O filme
Akiko tinha 17 anos e morava no Japão. Morava numa sociedade conservadora, e a sua família também o era. E quando menos esperava, engravidou. E o seu parceiro rejeitava-a tanto quanto Akiko rejeitava o próprio filho.
Com medo, escondeu a gravidez da família, enfrentando tudo sozinha. Ainda menor de idade, sentiu que não tinha outra opção senão recorrer a um aborto clandestino, uma vez que, ao contar a verdade, a rejeição e o julgamento seriam inevitáveis.

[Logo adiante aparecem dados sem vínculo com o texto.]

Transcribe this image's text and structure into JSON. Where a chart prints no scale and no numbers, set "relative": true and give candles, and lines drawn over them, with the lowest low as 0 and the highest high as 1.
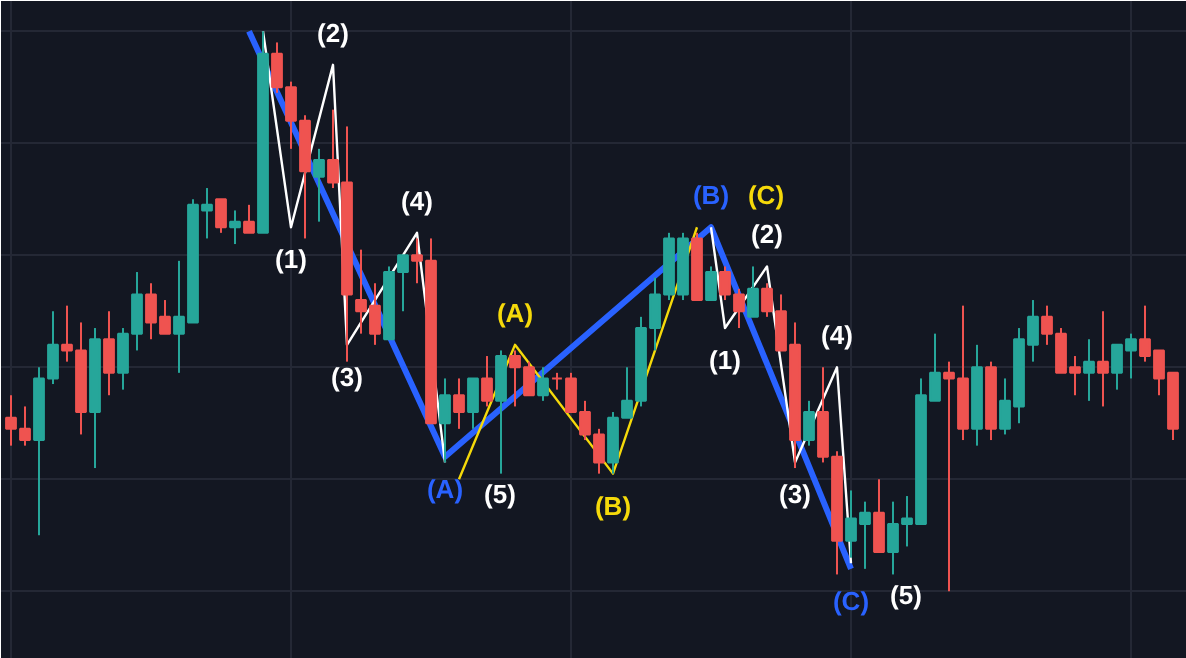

Akiko acaba por morrer com sintomas profundamente complicados como hemorragias, pressão social, infeções e críticas. Quando a sua família descobre, já é tarde demais.

O Biopoder
Michel Focault define o biopoder como um conceito onde "(…) os processos de vida são levados em conta por procedimentos de poder e de saber que tentam controlá-los e modificá-los". O julgamento e a pressão da sociedade são formas de biopoder. Estes conseguem controlar as ações dos indivíduos. Este controlo pode ser postivo, mas, do outro lado da moeda, pode levar a cabo ações como aquela tomada por Akiko. O pior? O pior é que não é apenas Akiko que se sente desta forma.
O Insight
De acordo com o OpenEdition Journals, muitas mulheres relatam sentir-se julgadas ou estigmatizadas. Sentimento este levado a cabo tanto pela sociedade quanto por familiares e amigos, traduzindo-se num sentimento de culpa, levando-as a optar pela realização (ou não) do aborto. Estas mulheres simplesmente ouvem e deixam passar certos comentários preconceituosos. Comentários estes que não deveriam sequer existir.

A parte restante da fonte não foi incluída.